Reviews

Modigliani

William Abadie and Nandana Senin Modigliani
(Photo: Robert Castle)
William Abadie and Nandana Sen
in Modigliani

(Photo: Robert Castle)

“Everyone wants a Van Gogh in their parlor, but nobody wanted Van Gogh.” So says one of the recklessly self-destructive artists in the current revival of Dennis McIntrye’s 1978 play Modigliani. After seeing this production, we can tell you that you wouldn’t want any of these artists in your parlor, either. Except you’re not supposed to think that when the line is uttered — and that’s why this show fails. Robert Castle directs the play at such a histrionic level that all of the characters that should intrigue an audience very quickly end up repelling us.

McIntryre’s play encompasses three days in the desperate life of struggling artist Amedeo Modigliani. An Italian Jew in Paris, when we meet him Modigliani is in poor health and even poorer circumstances. Nonetheless, he is living a life of prodigious excess. The play takes place in 1917, three years before the painter’s untimely death at the age of thirty-five. He has been in Paris for ten years and has had virtually no success. His creative fires have appeared to bank. Sick, exhausted, yet unable to sleep, Modigliani is deliriously clinging to one shred of hope: a famous dealer saw one of his sketches and is coming to Paris to meet him. That anticipated meeting gives the play its dramatic arc.

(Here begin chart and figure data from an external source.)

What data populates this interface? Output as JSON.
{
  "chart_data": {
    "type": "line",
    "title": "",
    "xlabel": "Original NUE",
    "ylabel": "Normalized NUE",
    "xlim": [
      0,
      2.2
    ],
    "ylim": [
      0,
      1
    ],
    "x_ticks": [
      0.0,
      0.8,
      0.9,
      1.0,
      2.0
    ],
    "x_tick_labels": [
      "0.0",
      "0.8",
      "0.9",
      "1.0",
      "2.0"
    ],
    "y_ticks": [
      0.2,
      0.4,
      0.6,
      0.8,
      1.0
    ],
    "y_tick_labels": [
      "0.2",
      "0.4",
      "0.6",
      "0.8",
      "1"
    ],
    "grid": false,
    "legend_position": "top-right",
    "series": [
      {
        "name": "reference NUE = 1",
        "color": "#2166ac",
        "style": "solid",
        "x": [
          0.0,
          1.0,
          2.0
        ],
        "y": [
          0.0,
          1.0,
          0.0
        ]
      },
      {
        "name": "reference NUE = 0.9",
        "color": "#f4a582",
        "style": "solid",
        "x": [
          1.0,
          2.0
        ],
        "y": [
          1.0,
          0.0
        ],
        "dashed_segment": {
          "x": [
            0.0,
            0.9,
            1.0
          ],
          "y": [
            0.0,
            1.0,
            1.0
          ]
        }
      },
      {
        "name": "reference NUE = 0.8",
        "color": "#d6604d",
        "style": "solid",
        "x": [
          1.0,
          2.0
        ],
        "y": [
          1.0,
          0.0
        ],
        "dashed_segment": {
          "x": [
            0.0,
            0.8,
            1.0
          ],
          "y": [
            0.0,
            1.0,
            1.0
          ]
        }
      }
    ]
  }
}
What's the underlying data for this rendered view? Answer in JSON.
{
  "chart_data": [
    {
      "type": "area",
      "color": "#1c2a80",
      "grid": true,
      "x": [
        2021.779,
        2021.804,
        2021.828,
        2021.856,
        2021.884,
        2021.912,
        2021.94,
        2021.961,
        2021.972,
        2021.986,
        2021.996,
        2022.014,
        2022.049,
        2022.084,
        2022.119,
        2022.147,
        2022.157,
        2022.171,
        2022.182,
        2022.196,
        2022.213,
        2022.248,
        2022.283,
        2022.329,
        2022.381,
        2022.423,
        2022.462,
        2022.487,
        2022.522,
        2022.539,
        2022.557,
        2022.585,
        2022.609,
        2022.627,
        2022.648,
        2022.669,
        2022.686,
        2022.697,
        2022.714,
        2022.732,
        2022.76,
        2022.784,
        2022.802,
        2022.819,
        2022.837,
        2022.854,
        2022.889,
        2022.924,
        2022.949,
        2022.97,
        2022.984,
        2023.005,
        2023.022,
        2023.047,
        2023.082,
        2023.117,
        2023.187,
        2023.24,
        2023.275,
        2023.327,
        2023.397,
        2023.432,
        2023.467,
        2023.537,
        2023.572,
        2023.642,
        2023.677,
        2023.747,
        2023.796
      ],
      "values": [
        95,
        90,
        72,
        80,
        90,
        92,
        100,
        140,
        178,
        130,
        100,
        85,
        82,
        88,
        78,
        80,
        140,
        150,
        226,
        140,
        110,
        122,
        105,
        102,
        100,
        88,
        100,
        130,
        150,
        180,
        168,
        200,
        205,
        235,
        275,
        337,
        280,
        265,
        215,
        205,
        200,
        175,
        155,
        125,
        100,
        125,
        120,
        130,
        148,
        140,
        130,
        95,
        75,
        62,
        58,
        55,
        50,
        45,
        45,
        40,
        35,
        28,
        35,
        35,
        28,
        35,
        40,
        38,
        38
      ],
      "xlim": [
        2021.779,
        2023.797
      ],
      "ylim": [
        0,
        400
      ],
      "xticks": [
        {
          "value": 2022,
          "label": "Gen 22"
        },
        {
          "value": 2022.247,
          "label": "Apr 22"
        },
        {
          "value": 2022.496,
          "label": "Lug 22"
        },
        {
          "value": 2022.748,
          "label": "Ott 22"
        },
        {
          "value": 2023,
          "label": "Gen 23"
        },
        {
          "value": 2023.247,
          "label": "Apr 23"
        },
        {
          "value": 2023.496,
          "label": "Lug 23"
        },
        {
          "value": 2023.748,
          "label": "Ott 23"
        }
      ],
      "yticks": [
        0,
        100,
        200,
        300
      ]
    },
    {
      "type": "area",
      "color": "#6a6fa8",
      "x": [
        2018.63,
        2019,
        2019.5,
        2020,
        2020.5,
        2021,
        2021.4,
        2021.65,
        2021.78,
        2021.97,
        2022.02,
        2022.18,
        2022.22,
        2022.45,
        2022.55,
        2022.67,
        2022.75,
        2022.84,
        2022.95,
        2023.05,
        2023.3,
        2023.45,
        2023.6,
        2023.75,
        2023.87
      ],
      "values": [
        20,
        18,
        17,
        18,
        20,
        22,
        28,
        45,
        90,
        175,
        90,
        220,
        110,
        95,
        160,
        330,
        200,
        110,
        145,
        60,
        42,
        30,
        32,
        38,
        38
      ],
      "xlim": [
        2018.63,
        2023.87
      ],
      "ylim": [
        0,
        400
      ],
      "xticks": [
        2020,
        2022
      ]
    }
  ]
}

There is built-in poignancy in Modigliani that is sadly left on the page. Sometimes, however, the play’s richness soars above an overbaked production to wrench the heart. It happens when we hear that Picasso, whom we had previously been told had a painting of Modigliani’s on his studio wall, needed a canvas one night and scraped the paint off our hero’s work so that he might use it to paint one of his own pictures. At a moment like that we feel Modigliani’s pain. Most of the time, though, we just feel our own pain at witnessing the relentlessly overwrought Modigliani (William Abadie) and his two (soon-to-be-famous) artist friends, Chaim Soutine (Panos Makedonas) and Maurice Utrillo (Jacob Battat), howl and whine in a constant state of drunkenness.

To be fair, Modigliani isn’t always as stupefyingly wasted as the other two, but in his state of high anxiety he is just as punishingly shrill as the other two. These three artists did indeed lead lives so on the edge that they’d likely be institutionalized today. Soutine had a thing for rotten meat. Utrillo had a passion for his mother that would have made Freud blush. Modigliani, at least in this play, was relatively more sane than his pals. He also comes across as an intensely loyal, if unreliable, friend. What is lacking in his production, however, is modulation and subtlety in performance. Modigliani is strident almost all of the time, whether drunk, sober, in bed with his lover, or meeting his agent. His two friends are presented strictly as buffoons when they should be seen as a combination of comic eccentrics, artistic visionaries, and fundamentally lost souls trying to find redemption in their art.

Three performances stand out because they are in contrast to the bellowing that goes on elsewhere in the play. Nandana Sen plays the writer Beatrice Hastings who lived with Modigliani and served as one of his more famous models. Her portrait of a sensual, cajoling egoist has lots of color and personality. Driven by a variety of desires, her performance as Hastings has a texture that most of the other characters in the play do not display. [By the way, the playwright takes a bit of literary license with Hastings and puts her in Modigliani’s life in 1917 (rather than 1913-14). In real life, the painter was married and had a child by 1917.] The other actor who commands attention is Bruno Gelormini, who plays the rich and influential art dealer Guillaume Cheron. His carefully measured words, coupled with his glances of contempt that contain just a sprinkle of pity, add up to a powerful performance. Finally, Jack Michel-Bernard plays Sbo, Modigliani’s fully committed agent. The actor convincingly displays a man of limited means and manners who, nonetheless, has a deep and abiding passion for art.

The inherent poverty of the play’s lead characters is captured in Kim Matela’s wonderfully tawdry costume designs. Doug Matela’s lighting design disappoints, however, as light and color should be a more intimate part of a production about fine art. So, too, the set design by Alejandra Orozco lacks imagination. The lumbering scene changes only draw more attention to the inadequacy of the sets. Please note that, though Modigliani is playing in the York Theatre Company’s venue at St. Peter’s Church, it is not a YTC production.